Advanced search

Message boards : Number crunching : GPU computation errors

Author Message
CodeRedDewd
Send message
Joined: 11 Nov 09
Posts: 27
Credit: 4,925,174
RAC: 0
Level
Ala
Scientific publications
watwatwatwatwat
Message 16164 - Posted: 5 Apr 2010 | 6:39:53 UTC

I was a victim of the new nVidia driver that had a fan speed problem and my card ran over 95deg C for a while and now has compute errors. But it only errors when I run 2 GPUGRID tasks simultaneously on my 9800GX x2. I can run 1 GPUGRID and one anything else and not have any errors. I cannot run 2 of the other GPU task either, because those tasks error out as well. How can I force BOINC to always run 1 GPUGRID task and one of something else?
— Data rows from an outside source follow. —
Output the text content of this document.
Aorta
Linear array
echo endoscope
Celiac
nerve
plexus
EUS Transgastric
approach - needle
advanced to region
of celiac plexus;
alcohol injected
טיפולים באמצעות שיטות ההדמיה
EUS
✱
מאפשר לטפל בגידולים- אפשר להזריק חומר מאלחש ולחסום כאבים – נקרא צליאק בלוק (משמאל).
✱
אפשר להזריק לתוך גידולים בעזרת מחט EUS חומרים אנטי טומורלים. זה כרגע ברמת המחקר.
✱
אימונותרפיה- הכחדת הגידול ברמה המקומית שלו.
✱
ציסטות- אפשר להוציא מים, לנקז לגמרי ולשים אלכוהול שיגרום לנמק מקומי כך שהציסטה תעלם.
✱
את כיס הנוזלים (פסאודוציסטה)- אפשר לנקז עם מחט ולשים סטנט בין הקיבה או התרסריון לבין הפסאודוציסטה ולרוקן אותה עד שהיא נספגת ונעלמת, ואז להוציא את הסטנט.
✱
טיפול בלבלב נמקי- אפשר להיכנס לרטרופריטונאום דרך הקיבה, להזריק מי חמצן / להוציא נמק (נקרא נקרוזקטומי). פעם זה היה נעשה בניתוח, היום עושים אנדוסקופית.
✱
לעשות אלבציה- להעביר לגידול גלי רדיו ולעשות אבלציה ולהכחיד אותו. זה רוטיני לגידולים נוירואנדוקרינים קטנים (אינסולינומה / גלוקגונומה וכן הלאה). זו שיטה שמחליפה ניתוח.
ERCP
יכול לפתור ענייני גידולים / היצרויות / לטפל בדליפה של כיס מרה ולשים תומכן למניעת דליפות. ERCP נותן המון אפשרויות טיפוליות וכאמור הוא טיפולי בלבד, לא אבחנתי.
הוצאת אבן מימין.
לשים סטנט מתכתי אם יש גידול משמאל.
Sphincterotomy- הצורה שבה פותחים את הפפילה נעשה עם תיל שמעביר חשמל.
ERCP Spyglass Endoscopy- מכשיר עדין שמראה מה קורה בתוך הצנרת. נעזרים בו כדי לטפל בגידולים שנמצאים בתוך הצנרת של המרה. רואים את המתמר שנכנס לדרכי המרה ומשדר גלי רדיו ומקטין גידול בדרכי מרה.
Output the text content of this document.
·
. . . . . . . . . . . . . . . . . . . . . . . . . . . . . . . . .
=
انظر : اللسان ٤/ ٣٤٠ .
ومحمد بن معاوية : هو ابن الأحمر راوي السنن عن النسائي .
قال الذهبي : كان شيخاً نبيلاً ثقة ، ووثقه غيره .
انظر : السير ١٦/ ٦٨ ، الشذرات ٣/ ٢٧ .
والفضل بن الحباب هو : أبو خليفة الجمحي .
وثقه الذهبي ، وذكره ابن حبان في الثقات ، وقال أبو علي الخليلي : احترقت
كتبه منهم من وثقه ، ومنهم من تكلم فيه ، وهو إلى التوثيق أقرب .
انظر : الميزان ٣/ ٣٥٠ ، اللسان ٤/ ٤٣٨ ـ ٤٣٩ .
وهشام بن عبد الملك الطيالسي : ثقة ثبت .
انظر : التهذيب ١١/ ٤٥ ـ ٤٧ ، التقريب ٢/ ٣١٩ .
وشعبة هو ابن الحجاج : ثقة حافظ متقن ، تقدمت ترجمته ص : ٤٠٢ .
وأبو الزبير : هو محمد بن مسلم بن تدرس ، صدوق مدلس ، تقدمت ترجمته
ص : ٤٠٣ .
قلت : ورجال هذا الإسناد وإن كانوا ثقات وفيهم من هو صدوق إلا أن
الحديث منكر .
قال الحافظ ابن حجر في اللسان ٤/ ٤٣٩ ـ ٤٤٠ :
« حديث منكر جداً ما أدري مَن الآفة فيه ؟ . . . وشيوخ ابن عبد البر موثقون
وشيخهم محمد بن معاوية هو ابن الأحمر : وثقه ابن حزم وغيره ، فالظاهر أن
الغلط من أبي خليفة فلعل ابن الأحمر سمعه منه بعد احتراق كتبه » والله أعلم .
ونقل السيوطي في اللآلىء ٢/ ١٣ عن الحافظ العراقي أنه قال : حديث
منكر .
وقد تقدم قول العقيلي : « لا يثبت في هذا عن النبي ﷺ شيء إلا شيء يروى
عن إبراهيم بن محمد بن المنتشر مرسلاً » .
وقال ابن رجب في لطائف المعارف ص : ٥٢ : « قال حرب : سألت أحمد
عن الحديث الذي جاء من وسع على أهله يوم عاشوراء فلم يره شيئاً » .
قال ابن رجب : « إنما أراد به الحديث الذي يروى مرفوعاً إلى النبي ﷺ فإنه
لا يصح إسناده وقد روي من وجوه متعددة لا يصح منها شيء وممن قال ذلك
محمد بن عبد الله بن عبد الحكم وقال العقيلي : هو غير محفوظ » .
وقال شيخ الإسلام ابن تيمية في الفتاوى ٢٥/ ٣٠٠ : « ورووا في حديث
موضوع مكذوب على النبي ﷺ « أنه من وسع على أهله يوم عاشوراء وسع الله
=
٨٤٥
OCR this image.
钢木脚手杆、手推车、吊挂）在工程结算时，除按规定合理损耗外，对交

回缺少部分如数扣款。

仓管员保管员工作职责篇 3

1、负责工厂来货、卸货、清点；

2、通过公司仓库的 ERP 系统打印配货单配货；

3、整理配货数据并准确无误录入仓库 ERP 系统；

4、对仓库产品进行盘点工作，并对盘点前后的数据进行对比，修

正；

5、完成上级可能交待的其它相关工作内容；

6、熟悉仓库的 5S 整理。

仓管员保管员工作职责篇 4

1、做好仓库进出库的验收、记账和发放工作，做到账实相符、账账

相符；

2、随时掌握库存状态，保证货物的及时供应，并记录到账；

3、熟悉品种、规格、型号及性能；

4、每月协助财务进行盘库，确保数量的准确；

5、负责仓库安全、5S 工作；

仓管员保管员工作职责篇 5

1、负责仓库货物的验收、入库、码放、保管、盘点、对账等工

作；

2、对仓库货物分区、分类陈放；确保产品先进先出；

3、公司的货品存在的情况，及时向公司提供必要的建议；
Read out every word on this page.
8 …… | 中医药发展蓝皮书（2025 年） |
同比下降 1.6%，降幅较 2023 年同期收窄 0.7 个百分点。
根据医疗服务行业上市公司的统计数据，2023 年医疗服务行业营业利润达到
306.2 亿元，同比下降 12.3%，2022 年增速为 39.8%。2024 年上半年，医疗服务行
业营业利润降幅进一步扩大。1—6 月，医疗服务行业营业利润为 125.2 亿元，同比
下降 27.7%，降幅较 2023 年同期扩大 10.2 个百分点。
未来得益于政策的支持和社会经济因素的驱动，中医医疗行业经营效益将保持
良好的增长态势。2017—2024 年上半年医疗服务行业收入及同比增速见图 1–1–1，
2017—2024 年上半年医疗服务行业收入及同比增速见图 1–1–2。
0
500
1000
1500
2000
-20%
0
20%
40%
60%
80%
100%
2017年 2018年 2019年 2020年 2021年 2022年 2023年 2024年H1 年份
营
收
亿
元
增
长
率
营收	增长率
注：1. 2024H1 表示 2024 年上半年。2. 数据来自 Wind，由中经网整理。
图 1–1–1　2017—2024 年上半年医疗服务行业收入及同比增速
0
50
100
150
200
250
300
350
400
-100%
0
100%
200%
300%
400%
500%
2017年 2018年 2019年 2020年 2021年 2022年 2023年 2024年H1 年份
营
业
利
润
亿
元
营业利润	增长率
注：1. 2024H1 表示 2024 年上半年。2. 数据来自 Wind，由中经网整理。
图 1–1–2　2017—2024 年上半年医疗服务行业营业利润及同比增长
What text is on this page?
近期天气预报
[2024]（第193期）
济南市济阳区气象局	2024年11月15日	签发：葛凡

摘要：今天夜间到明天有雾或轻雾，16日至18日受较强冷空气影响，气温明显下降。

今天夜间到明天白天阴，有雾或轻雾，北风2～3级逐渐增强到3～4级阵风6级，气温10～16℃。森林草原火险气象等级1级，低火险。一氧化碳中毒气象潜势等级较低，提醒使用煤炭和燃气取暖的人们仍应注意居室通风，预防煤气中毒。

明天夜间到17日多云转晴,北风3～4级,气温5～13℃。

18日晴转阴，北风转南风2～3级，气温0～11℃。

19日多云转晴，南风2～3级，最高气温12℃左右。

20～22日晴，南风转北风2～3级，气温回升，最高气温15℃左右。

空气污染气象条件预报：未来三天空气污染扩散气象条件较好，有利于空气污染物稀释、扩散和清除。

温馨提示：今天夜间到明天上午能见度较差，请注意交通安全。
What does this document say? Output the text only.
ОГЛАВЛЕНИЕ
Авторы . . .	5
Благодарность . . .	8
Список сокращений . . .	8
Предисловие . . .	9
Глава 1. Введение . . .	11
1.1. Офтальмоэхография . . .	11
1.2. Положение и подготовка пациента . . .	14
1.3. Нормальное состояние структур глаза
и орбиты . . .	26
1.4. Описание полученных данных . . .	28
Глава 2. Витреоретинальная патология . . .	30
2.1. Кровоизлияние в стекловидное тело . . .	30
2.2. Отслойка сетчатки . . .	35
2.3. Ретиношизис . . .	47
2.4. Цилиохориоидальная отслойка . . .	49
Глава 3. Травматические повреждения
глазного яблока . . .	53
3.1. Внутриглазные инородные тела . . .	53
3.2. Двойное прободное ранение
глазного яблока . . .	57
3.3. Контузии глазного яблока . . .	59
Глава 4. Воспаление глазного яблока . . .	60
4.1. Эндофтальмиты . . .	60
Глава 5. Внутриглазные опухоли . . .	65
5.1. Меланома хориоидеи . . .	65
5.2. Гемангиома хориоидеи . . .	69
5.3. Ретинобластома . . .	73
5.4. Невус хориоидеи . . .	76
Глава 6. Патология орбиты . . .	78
I just can't figure it out... Anyone's help is much appreciated!

MarkJ
Volunteer moderator
Volunteer tester
Send message
Joined: 24 Dec 08
Posts: 738
Credit: 200,909,904
RAC: 0
Level
Leu
Scientific publications
watwatwatwatwatwatwatwatwatwatwatwatwatwatwatwatwatwatwatwatwat
Message 16166 - Posted: 5 Apr 2010 | 9:02:28 UTC - in response to Message 16164.

I was a victim of the new nVidia driver that had a fan speed problem and my card ran over 95deg C for a while and now has compute errors. But it only errors when I run 2 GPUGRID tasks simultaneously on my 9800GX x2. I can run 1 GPUGRID and one anything else and not have any errors. I cannot run 2 of the other GPU task either, because those tasks error out as well. How can I force BOINC to always run 1 GPUGRID task and one of something else? I just can't figure it out... Anyone's help is much appreciated!


Short answer. You can't

You can tell it not to use a particular gpu, but it applies to all projects. In your cc_config file put (within the options tag)

<ignore_cuda_dev>0</ignore_cuda_dev>

Where 0 is the cuda device number.
____________
BOINC blog

CodeRedDewd
Send message
Joined: 11 Nov 09
Posts: 27
Credit: 4,925,174
RAC: 0
Level
Ala
Scientific publications
watwatwatwatwat
Message 16185 - Posted: 6 Apr 2010 | 0:34:13 UTC - in response to Message 16166.
Last modified: 6 Apr 2010 | 0:38:39 UTC

Thanks for the help... I would like to use both GPUs though. Is there a way to
BOINC or GPUGRID only request or send one task at a time? I know it sounds like the same question, but it's different. Instead of controlling what is being worked on, starve BOINC with only 1 GPUGRID GPU task at a time, is what I'm asking. I don't want to queue anything from GPUGRID... The tasks are long in duration at 14 hours or so, wheras the other gpu tasks I want to run are 45 minutes. I just don't understand why I cannot run 2 tasks from any one project without getting an error. GPUGRID tasks error both immediately and the other project will error the task not completed when a task is completed.

CodeRedDewd
Send message
Joined: 11 Nov 09
Posts: 27
Credit: 4,925,174
RAC: 0
Level
Ala
Scientific publications
watwatwatwatwat
Message 16191 - Posted: 7 Apr 2010 | 7:10:51 UTC - in response to Message 16185.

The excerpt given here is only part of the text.